Opinião Ademar Rigueira Neto: Manipulação da competência e a Lava-Jato (Fase 1 - Sérgio Moro) Ademar Rigueira Neto é Advogado criminal

Publicado em: 27/05/2017 07:59 Atualizado em:


A Operação Lava-Jato não para de nos surpreender. Não é de hoje que os advogados e juristas envolvidos reclamam uma análise menos açodada acerca da competência firmada nessa operação.

A competência de Curitiba adotou como critério o tema, e por ser temática, passou a aglutinar casos e fatos, como se tudo fizesse parte de um mesmo enredo, dividido em capítulos de uma mesma novela.

Em virtude de uma interceptação telefônica antes deferida, ao que tudo indica por Juiz competente – juiz Sérgio Moro-, constatou-se que o então diretor de Abastecimento da Petrobras havia recebido um veículo de luxo, como contrapartida de uma suposta propina.

Tinha-se ali, o surgimento do fenômeno denominado pela doutrina de encontro fortuito de provas ou serendipidade – “um neologismo que significa algo como sair em busca de uma coisa e descobrir outra (ou outras), às vezes até mais interessante e valiosa”.

Diante de tal hipótese, a conduta que deveria ter sido tomada pelas autoridades envolvidas, uma vez que não havia congruência entre o que se procurava investigar e o que efetivamente fora encontrado, era a imediata comunicação do fato descoberto ao Juízo competente para aquela investigação, servindo a nova prova apenas como notitia criminis.

Ressalte-se que não se tinha uma conexão entre os fatos investigados, justamente porque não havia a existência de fatos concatenados, que, porventura, formassem uma rede indissolúvel de atos, com claros liames objetivos e subjetivos.
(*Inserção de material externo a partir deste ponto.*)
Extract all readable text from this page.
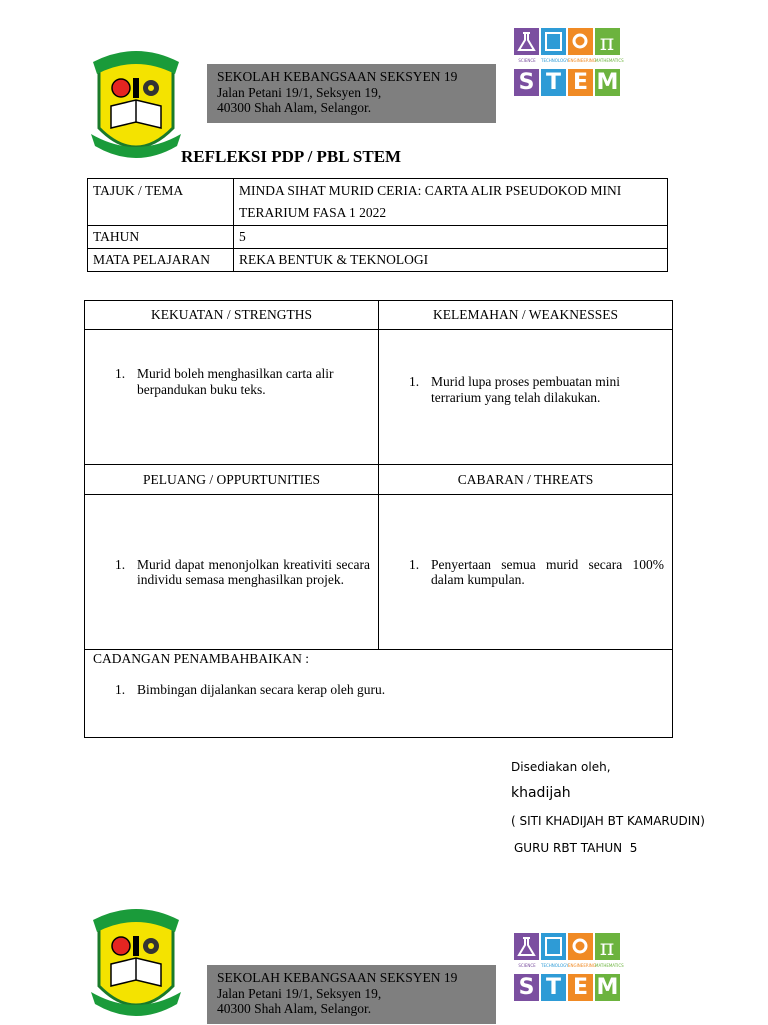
SEKOLAH KEBANGSAAN SEKSYEN 19
Jalan Petani 19/1, Seksyen 19,
40300 Shah Alam, Selangor.
π
SCIENCE	TECHNOLOGY ENGINEERING MATHEMATICS
S T E M
REFLEKSI PDP / PBL STEM
TAJUK / TEMA	MINDA SIHAT MURID CERIA: CARTA ALIR PSEUDOKOD MINI TERARIUM FASA 1 2022
TAHUN	5
MATA PELAJARAN	REKA BENTUK & TEKNOLOGI
KEKUATAN / STRENGTHS	KELEMAHAN / WEAKNESSES

1. Murid boleh menghasilkan carta alir berpandukan buku teks.	1. Murid lupa proses pembuatan mini terrarium yang telah dilakukan.

PELUANG / OPPURTUNITIES	CABARAN / THREATS

1. Murid dapat menonjolkan kreativiti secara individu semasa menghasilkan projek.	1. Penyertaan semua murid secara 100% dalam kumpulan.

CADANGAN PENAMBAHBAIKAN :
1. Bimbingan dijalankan secara kerap oleh guru.	
Disediakan oleh,
khadijah
( SITI KHADIJAH BT KAMARUDIN)
GURU RBT TAHUN  5
SEKOLAH KEBANGSAAN SEKSYEN 19
Jalan Petani 19/1, Seksyen 19,
40300 Shah Alam, Selangor.
π
SCIENCE	TECHNOLOGY ENGINEERING MATHEMATICS
S T E M
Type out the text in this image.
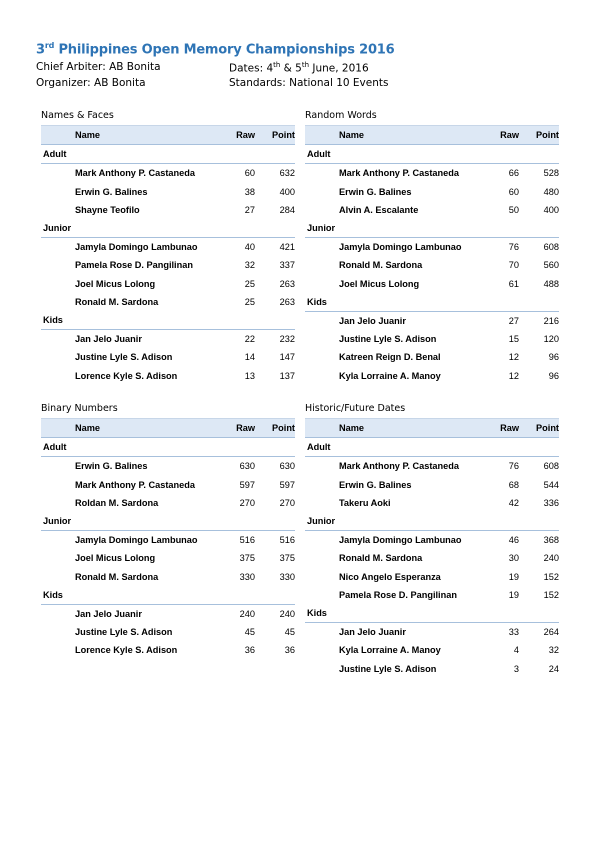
3rd Philippines Open Memory Championships 2016
Chief Arbiter: AB Bonita
Organizer: AB Bonita
Dates: 4th & 5th June, 2016
Standards: National 10 Events
Names & Faces
	Name	Raw	Point
Adult			
	Mark Anthony P. Castaneda	60	632
	Erwin G. Balines	38	400
	Shayne Teofilo	27	284
Junior			
	Jamyla Domingo Lambunao	40	421
	Pamela Rose D. Pangilinan	32	337
	Joel Micus Lolong	25	263
	Ronald M. Sardona	25	263
Kids			
	Jan Jelo Juanir	22	232
	Justine Lyle S. Adison	14	147
	Lorence Kyle S. Adison	13	137
Random Words
	Name	Raw	Point
Adult			
	Mark Anthony P. Castaneda	66	528
	Erwin G. Balines	60	480
	Alvin A. Escalante	50	400
Junior			
	Jamyla Domingo Lambunao	76	608
	Ronald M. Sardona	70	560
	Joel Micus Lolong	61	488
Kids			
	Jan Jelo Juanir	27	216
	Justine Lyle S. Adison	15	120
	Katreen Reign D. Benal	12	96
	Kyla Lorraine A. Manoy	12	96
Binary Numbers
	Name	Raw	Point
Adult			
	Erwin G. Balines	630	630
	Mark Anthony P. Castaneda	597	597
	Roldan M. Sardona	270	270
Junior			
	Jamyla Domingo Lambunao	516	516
	Joel Micus Lolong	375	375
	Ronald M. Sardona	330	330
Kids			
	Jan Jelo Juanir	240	240
	Justine Lyle S. Adison	45	45
	Lorence Kyle S. Adison	36	36
Historic/Future Dates
	Name	Raw	Point
Adult			
	Mark Anthony P. Castaneda	76	608
	Erwin G. Balines	68	544
	Takeru Aoki	42	336
Junior			
	Jamyla Domingo Lambunao	46	368
	Ronald M. Sardona	30	240
	Nico Angelo Esperanza	19	152
	Pamela Rose D. Pangilinan	19	152
Kids			
	Jan Jelo Juanir	33	264
	Kyla Lorraine A. Manoy	4	32
	Justine Lyle S. Adison	3	24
O fato de Youssef ter participado de antiga delação premiada perante o juízo da 13ª Vara de Curitiba, na qual teria se comprometido a não voltar a delinquir, bem como ter respondido por outros e anteriores crimes de lavagem de dinheiro perante aquele juízo, não torna, por evidente, o juiz Moro prevento. 
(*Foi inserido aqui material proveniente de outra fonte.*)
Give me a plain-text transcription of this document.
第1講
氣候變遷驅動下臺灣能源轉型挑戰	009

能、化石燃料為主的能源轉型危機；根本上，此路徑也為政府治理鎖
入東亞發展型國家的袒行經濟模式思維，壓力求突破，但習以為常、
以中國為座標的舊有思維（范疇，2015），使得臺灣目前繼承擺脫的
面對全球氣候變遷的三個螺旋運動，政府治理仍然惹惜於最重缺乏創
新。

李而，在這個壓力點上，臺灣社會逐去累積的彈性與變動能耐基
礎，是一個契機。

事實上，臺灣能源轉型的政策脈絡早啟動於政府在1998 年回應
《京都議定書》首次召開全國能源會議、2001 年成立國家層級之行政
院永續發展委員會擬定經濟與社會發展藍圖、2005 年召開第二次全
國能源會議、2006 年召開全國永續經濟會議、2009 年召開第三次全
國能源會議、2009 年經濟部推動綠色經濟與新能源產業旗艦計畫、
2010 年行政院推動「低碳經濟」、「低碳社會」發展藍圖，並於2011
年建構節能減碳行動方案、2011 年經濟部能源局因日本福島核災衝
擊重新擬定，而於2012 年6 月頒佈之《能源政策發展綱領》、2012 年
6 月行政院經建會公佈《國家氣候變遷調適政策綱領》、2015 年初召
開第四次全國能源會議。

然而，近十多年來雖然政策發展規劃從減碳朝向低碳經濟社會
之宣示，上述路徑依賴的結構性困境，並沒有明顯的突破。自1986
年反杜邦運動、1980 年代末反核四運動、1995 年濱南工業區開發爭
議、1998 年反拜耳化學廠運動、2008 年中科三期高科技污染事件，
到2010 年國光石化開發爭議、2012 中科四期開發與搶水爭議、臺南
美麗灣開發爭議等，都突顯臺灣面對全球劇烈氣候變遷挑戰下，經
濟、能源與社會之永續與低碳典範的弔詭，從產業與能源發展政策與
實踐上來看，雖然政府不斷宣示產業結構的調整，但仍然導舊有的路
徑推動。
A questão é de simples percepção, bastando adequar os fatos a uma nova tipologia. Acaso Youssef tivesse respondendo a uma acusação de homicídio, tendo como competente à sua apreciação o juiz Sérgio Moro. Porventura, nessa investigação, fosse determinado uma interceptação telefônica que levassem os investigadores a descobrir que além daquele homicídio, Youssef teria praticado outro crime, de mesma natureza, com as mesmas armas e metodologia semelhante, diferenciando-se do anterior por ter sido praticado em outro município, em virtude de mando de outro autor intelectual, tornar-se-ia competente o juízo de Curitiba para julgar o novo caso em virtude da prevenção?

Como se observa, o caso não de descarte da prova obtida fortuitamente. Na realidade, o que se impõe é que, sendo a prova fortuitamente encontrada desconexa com os fatos inicialmente investigados – como ocorreu na “lava Jato”, seja valorada tão somente como notitia criminis, para que, a partir dela, possa ser desenvolvida a investigação pertinente pelo juiz naturalmente competente para a causa.
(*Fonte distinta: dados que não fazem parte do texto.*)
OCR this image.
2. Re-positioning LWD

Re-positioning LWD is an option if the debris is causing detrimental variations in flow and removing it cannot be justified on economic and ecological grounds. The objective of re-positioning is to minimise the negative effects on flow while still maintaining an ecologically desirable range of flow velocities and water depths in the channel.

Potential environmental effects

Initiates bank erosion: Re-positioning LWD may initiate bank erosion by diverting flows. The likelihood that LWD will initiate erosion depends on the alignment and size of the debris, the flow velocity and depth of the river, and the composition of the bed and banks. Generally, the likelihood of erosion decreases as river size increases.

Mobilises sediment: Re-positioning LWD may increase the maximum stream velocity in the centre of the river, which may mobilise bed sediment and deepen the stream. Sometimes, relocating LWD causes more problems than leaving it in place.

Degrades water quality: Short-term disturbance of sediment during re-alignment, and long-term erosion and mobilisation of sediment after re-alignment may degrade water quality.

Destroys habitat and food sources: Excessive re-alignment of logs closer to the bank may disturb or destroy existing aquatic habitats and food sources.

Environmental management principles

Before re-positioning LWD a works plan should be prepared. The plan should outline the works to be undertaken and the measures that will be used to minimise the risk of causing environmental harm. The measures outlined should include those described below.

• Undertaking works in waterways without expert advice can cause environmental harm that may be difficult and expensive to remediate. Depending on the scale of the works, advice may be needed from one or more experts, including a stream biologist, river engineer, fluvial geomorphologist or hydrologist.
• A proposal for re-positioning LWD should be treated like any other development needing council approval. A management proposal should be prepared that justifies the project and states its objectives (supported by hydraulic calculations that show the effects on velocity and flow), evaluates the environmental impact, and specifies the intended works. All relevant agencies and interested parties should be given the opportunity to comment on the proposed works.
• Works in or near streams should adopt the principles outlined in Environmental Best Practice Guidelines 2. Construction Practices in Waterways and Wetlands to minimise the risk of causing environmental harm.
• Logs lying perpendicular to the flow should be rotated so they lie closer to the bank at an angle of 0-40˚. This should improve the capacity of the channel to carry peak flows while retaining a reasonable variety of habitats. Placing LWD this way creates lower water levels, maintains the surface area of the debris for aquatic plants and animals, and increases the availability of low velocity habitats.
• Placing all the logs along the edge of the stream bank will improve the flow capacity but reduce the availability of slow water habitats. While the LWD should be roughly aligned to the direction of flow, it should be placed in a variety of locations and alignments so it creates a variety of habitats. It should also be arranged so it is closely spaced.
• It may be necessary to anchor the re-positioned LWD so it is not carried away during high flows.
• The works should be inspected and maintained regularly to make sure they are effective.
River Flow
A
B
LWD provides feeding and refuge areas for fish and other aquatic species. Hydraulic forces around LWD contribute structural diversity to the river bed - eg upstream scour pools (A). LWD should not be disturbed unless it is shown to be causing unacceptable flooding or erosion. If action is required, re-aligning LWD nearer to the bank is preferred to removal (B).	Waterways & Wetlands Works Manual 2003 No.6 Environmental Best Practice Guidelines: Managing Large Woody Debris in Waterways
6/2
Na Lava-Jato, a lógica funcionou às avessas. As autoridades – Polícia Federal, Ministério Público e juiz –, adotaram postura totalmente inadmissível: Ao invés de reconhecer que os fatos se encontravam fora de sua esfera de atribuições, desmembrando a investigação, para remeter às autoridades competentes as provas colhidas como notitia criminis, continuaram investigando fatos que lhe eram totalmente estranhos.

O certo é que essa competência temática chegou aos Tribunais Superiores, estabelecendo prevenções, tanto no STJ, como no STF. A manipulação dessa nova vertente será apreciada na fase 02, em continuidade a este artigo.